И почему так: как последняя надежда - так на еврея?.. Если не на Христа, так на Ростика…

- Ну, не знаю, - говорит Ростик. - Может, тебе на святую гору Афон паломником сходить, руку Марии Магдалены поцеловать… Один лабух, ты его знаешь, сходил, поцеловал - вернулся другим человеком. Без нервов… Молится, постится, храмам жертвует… И спит только с женой.

- А почему жиды в Христа не верят, Ростик?

- Жиды в Бога верят, Ромчик.

Ростика не выписывают, тянут - нагнал на всю больницу страху Шигуцкий. Он, оказывается, навещал Ростика на пару с Красевичем. Ростик доволен:

- По блату еще здоровее сделают, чем был…

- Они о чем говорили с тобой?

- О разном… - Ростик смотрит в сторону. - И не так со мной, как с Ли - Ли… Как раз Ли - Ли у меня была…

- Когда?

- Перед последним твоим приходом… За день…

- И ты мне только сегодня…

Ростик виновато перебивает:

- Я хотел сказать в тот раз, ты не спросил… Мне показалось, ты не хочешь говорить о Ли - Ли…

Я вспоминаю, что он действительно в тот раз недосказал что–то… Но откуда я знал, что нужно было спросить?..

- Слишком много между нами тонкостей, Ростислав Яковлевич. Ты не находишь?..

- Жиды - тонкие люди, - поглаживает живот Ростик.

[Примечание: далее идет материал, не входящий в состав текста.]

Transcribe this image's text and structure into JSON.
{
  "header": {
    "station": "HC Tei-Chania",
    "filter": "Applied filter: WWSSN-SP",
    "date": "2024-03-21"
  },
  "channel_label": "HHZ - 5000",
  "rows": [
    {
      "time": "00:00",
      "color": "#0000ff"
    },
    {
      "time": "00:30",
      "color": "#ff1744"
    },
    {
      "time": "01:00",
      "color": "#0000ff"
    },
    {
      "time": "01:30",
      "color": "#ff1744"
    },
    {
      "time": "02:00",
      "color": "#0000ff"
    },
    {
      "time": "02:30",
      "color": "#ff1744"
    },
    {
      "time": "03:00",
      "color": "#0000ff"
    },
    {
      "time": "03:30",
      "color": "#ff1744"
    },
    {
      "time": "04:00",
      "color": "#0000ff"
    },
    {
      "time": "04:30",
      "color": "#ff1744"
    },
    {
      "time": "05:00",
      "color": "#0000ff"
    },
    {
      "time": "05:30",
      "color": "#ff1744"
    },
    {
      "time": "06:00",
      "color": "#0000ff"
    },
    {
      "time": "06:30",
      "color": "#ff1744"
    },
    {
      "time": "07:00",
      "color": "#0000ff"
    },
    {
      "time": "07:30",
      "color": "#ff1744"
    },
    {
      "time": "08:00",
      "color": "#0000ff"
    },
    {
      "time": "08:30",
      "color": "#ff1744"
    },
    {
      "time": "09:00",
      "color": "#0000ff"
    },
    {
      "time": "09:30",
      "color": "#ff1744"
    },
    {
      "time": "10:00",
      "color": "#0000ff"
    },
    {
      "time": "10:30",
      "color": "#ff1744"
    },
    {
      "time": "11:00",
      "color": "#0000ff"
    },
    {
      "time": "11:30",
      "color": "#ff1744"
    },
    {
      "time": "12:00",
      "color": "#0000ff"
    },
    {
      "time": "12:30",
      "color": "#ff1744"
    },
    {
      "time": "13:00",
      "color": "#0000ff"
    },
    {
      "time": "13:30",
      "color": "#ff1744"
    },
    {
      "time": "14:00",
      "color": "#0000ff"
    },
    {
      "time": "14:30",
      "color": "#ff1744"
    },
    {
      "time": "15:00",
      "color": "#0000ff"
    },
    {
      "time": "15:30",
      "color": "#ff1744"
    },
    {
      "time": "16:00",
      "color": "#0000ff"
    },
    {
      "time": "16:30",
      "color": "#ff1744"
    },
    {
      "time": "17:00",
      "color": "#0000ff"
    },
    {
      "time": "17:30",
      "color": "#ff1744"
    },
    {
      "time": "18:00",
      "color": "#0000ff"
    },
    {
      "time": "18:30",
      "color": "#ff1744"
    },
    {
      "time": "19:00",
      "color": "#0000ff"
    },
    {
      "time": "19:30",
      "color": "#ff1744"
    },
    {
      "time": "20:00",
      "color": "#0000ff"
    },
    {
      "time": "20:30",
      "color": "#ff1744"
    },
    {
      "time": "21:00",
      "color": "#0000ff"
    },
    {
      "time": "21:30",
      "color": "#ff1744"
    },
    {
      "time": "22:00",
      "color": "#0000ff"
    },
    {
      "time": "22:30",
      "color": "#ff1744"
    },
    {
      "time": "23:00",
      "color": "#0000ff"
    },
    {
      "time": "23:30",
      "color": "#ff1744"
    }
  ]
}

- Ли - Ли больше не приходила?

- Нет. Как пошла с ними, так и ушла…

- С ними?.. И ты отпустил?

- А то у меня спрашивал кто–то!.. Они когтями в нее вцепились!.. -

Разнервничавшись, Ростик поднимается, достает из тумбочки таблетки на блюдце, долго выбирает, какие выпить, и все вместе ссыпает в горсть и забрасывает в рот. Я ожидаю, пока он запьет… - Еще не съели, а уже облизывались!.. Оба! Навалились на меня, чтобы она концерты вела!..

- Какие концерты?

- Предвыборные, какие!.. Шигуцкий хоть вид делал, будто и не такие крали к нему в очереди раком стоят, а Красевич просто из порток выпал!.. Она блюдце опрокинула, таблетки раскатились, так он по всей палате ползал и собирал…

Не один я, получается, сбором лекарств в эти дни занимался…

- Но про то, что у тебя проблемы, Шигуцкий ей сказал, не Красевич, - вдруг совсем тихо сообщает Ростик.

- Подожди… - Я понимаю, о чем он, и все же спрашиваю… - А зачем?..

Ростик смотрит на меня, как на придурка, ему обидно, что я придурок, и он говорит:

- Ты придурок. Ты крючок. На тебя цепляют.

Это как раз то, что я понял.

- Ли - Ли прикинулась, будто на все ради тебя готова, - думая, что до меня не дошло, договаривает Ростик.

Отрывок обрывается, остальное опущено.